Part 7 : Rencana Terakhir

5.5K 491 21
                                    


Dimas mengetuk-ngetuk jari telunjuknya di atas setir sambil menatap rumah Dion yang juga menjadi tempat tinggal Kakek Ronny. Gerakan stereotipik ini selalu dia lakukan jika sedang berpikir serius atau mempertimbangkan sesuatu. Satu hal yang tidak dia sadari, gerakan itu juga muncul jika kecemasannya sudah berlebihan.

Seperti sekarang, dia punya dua pilihan. Masuk ke dalam rumah Kakek dan bilang kalau dia tidak mau menikah dengan Brisia atau pulang dan terpaksa menikah besok. Pilihan yang sulit jika mempertimbangkan kesehatan kakek.

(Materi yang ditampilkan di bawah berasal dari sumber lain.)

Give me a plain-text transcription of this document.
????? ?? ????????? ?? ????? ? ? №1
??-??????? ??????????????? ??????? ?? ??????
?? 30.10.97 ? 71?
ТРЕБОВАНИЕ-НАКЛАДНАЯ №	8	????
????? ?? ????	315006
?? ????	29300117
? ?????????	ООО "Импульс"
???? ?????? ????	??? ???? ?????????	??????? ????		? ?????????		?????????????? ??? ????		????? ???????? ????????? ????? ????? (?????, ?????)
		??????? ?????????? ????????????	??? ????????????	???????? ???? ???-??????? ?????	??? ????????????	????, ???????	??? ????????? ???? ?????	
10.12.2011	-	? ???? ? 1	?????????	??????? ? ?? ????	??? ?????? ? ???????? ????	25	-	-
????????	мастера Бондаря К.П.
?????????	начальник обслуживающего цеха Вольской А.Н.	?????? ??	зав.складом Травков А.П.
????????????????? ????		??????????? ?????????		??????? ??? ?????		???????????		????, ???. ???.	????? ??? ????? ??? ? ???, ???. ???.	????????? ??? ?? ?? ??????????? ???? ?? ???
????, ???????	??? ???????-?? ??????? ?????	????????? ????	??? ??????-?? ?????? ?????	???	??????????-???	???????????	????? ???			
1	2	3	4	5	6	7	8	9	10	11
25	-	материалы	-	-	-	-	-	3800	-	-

"Argh! Gara-gara Brisia gue harus mempertaruhkan nyawa Kakek!" umpat Dimas.

Kakek Ronny sudah berusia Sembilan puluh tahun. Usia lanjutnya ini yang menjadi pertimbangan Dimas. Bagaimana kalau Kakek tiba-tiba kena serangan jantung karena Dimas bilang tidak mau menikah dengan Brisia?

Dia pasti langsung dicoret dari daftar keluarga. Dibuang dari keluarga Kartanegara. Sekaligus dicemooh orang-orang sebagai cucu durhaka.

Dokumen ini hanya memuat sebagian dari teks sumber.